Now just so you don't think I was being egotistical, which by the way I didn't feel "puffed up" by this incident at all, in fact, I felt dismayed that fellow professionals would give me that vibe and that I almost "shrunk" to meet it but weeks after this had happened a woman who was in the same room ran into me. She brought up that day, brought up my presentation and brought up the fact that the feeling of judgment against me was palpable. It was so "there", that she felt it too. Yea, I knew it. Score one for the gut.
But you know what? I get it, I'm easy to judge in that space. I have been standing in front of people presenting almost my entire adult life. I have been teaching folks for years and I write and present my own materials several times a week so public speaking, which I know is a real bugger for most, isn't for me. So right there, I'm in a unique position.

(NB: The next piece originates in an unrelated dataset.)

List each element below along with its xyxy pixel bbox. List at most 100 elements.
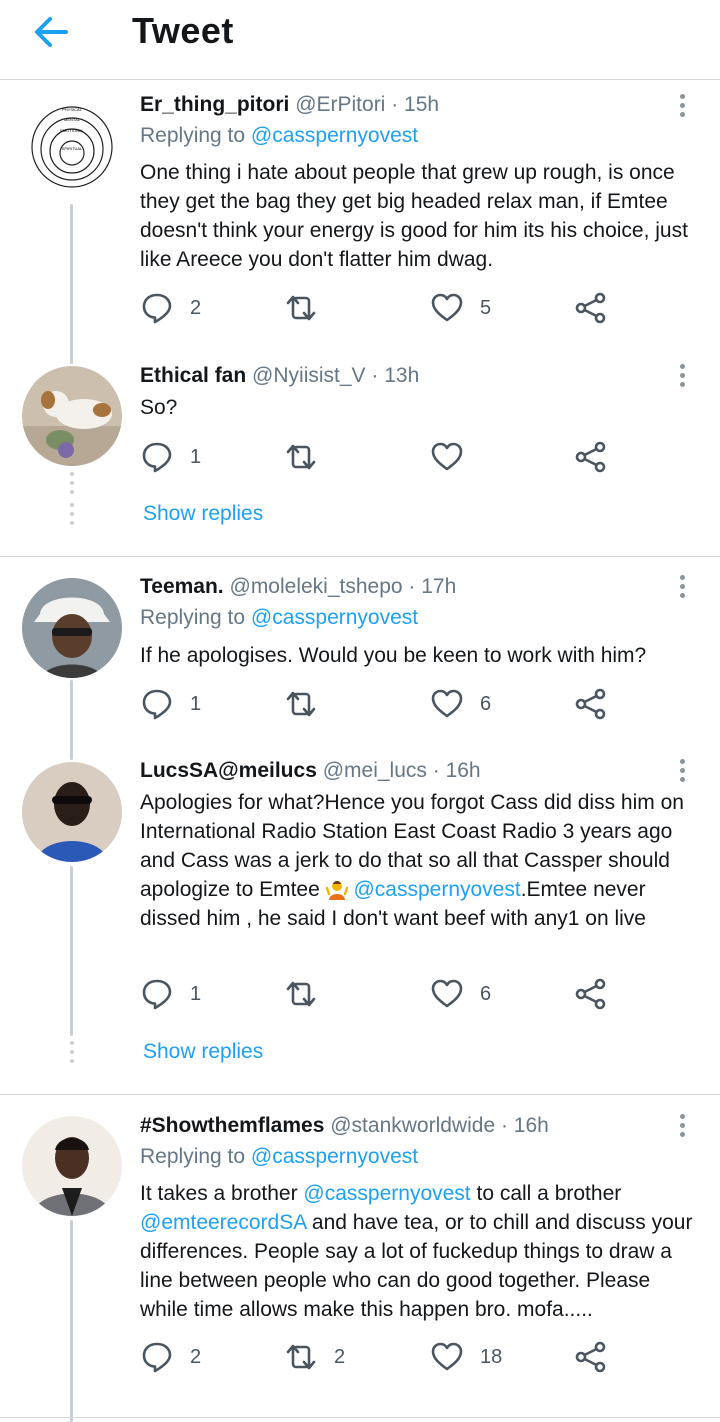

I also have an interesting vocabulary, it's a culmination of the millions of books I've read in my life with a heaping helping of random trivia and I would be remiss not to cite the influence classic film and my affinity for "all things vintage", has had on it. Especially things from the 1920's - 1940's, I jokingly say that I speak in "Granny-isims" because I find myself using words from long ago at times. I adore words and those that know me, know this ALL too well.

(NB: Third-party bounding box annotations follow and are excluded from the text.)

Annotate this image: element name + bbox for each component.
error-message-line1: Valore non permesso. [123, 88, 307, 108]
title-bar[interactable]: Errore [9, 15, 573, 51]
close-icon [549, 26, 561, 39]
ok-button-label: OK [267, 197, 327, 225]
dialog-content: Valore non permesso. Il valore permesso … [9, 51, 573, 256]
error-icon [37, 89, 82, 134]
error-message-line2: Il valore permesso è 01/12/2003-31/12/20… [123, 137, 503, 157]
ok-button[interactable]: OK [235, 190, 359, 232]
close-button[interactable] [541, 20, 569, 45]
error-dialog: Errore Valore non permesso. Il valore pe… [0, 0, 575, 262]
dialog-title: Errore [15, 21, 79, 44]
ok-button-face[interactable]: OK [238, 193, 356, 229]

I get it, I'm an easy target at times, but here's my issue. What the heck is wrong with us as women in making the choice not to celebrate one of us "rising" in any way, in any form, and at any occasion? It's not like the person doing well takes a piece of us away, I mean unless you feel that way and I would throw down the challenge that that says more about you than it does the object of your disdain.
We have to get real to get right and it begins with our objectively shining the "spotlight of awareness" on ourselves at times instead of blaming others while firmly entrenched in the role of victim.
It's time to stop playing small as individuals and consider "signing-up" to be a part of the team of women looking to aim higher. To cheer our collective body on. To want all of us to think and behave out of our highest selves at any given moment, and to utilize every drop of the divine gifts we've been given.
I'm done playing small. I mean it. 'Til the day I die. If you can't like, respect or love me the way I am, then Darlin', I don't need you in my life.
Proud member of the "Aim High - Watching Women Fly Club!"
Membership is free and by golly, we want you!